Geneva Reed-Veal, mother of Sandra Bland, spoke first, and she must have caused great consternation in the arena when she began her remarks with a request for “two moments to tell you how good God is.” This was greeted with tepid applause, though the crowd warmed up as Reed-Veal went on to express gratitude for the opportunity “to cast our votes for a president who will help lead us down the path toward restoration and change.” Which raises some questions: Who has been president for these past seven and a half years? Wasn’t there some talk about “change” when he was elected? And if he has been unable to bring that change about, why would anyone think Mrs. Clinton can?
Next to speak was Lucia McBath, mother of Jordan Davis, who spoke movingly of protecting her son’s legacy. “I lived in fear that my son would die like this,” she said. “I even warned him that because he was a young black man, he would meet people who didn’t value him or his life.” Davis was in fact killed by a white man, but in this his murder is more of an aberration than a symbol of a national problem. The unfortunate fact is that the people most likely to undervalue black lives are black themselves. The FBI’s Uniform Crime Report for 2014 (the most recent data available) shows that of the 2,451 black murder victims that year, 2,205, or 90 percent, were killed by other blacks. McBath’s remarks included the reminder that “the majority of police officers are good people doing a good job,” which seemed to receive the same level of applause as Reed-Veal’s reference to God.

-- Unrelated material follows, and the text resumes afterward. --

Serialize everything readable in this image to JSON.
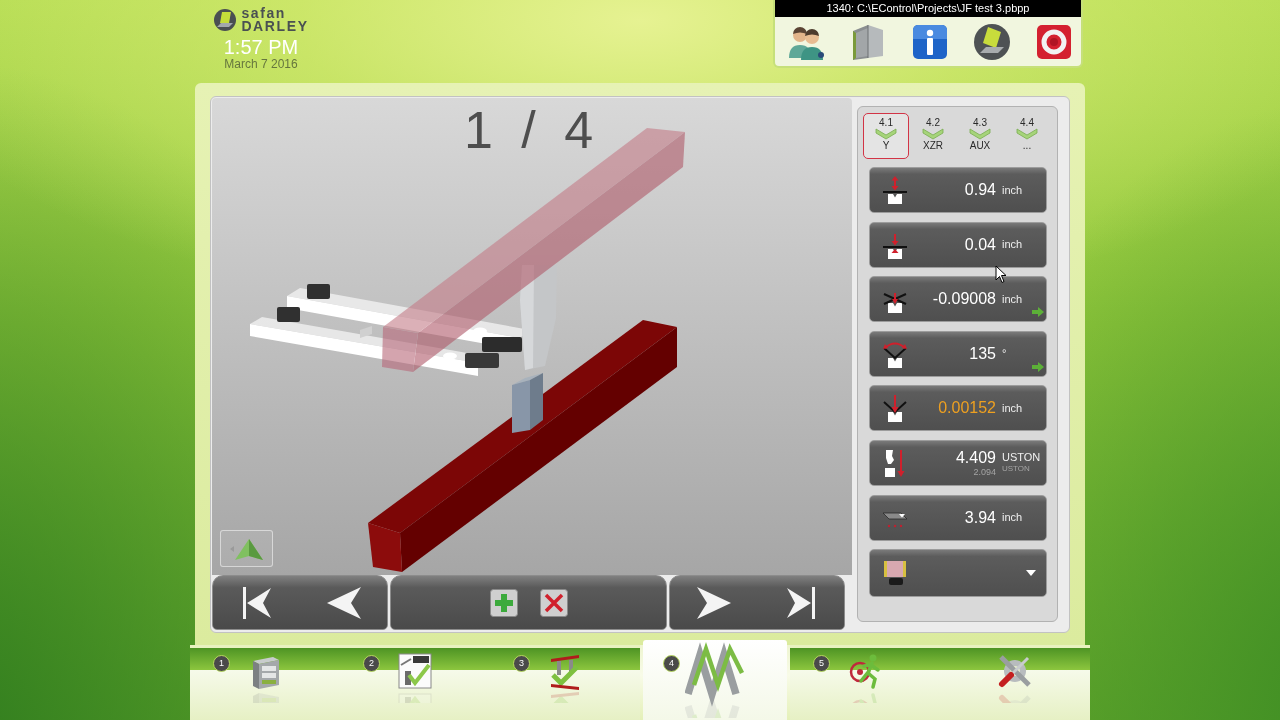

Prior to their taking the stage, the Mothers were introduced via a short video that showed Hillary Clinton meeting with them last November. The video opened with a shot of Mrs. Clinton entering the meeting under the admiring narration of Maria Hamilton, mother of Dontré Hamilton. “It wasn’t about politics,” she said. Again, this is not to disregard or minimize Hamilton’s pain at the loss of her son, but she should know – as everyone should know – that with Hillary Clinton, everything is about politics. If it weren’t, why were there multiple cameras there to record the event, and why was it shown at a political convention?
On July 19, after five police officers were murdered in Dallas, and after three more were murdered in Baton Rouge, President Obama released an “Open Letter to America’s Law Enforcement Community.” On its face, the letter is a well-crafted expression of thanks to America’s police officers and a recognition of the dangers they face. But it was just a letter. There was no Oval Office speech, no lighting of the White House in blue, no invitations to the widows to meet with the president or attend the convention. Recall the president’s very public criticism of the police in a number of controversial incidents, and you realize that his letter, like Hillary Clinton’s embrace of the Mothers of the Movement, is nothing more than politics.
Violent crime is on the rise, but it’s wishful thinking that a President Clinton will do anything about it.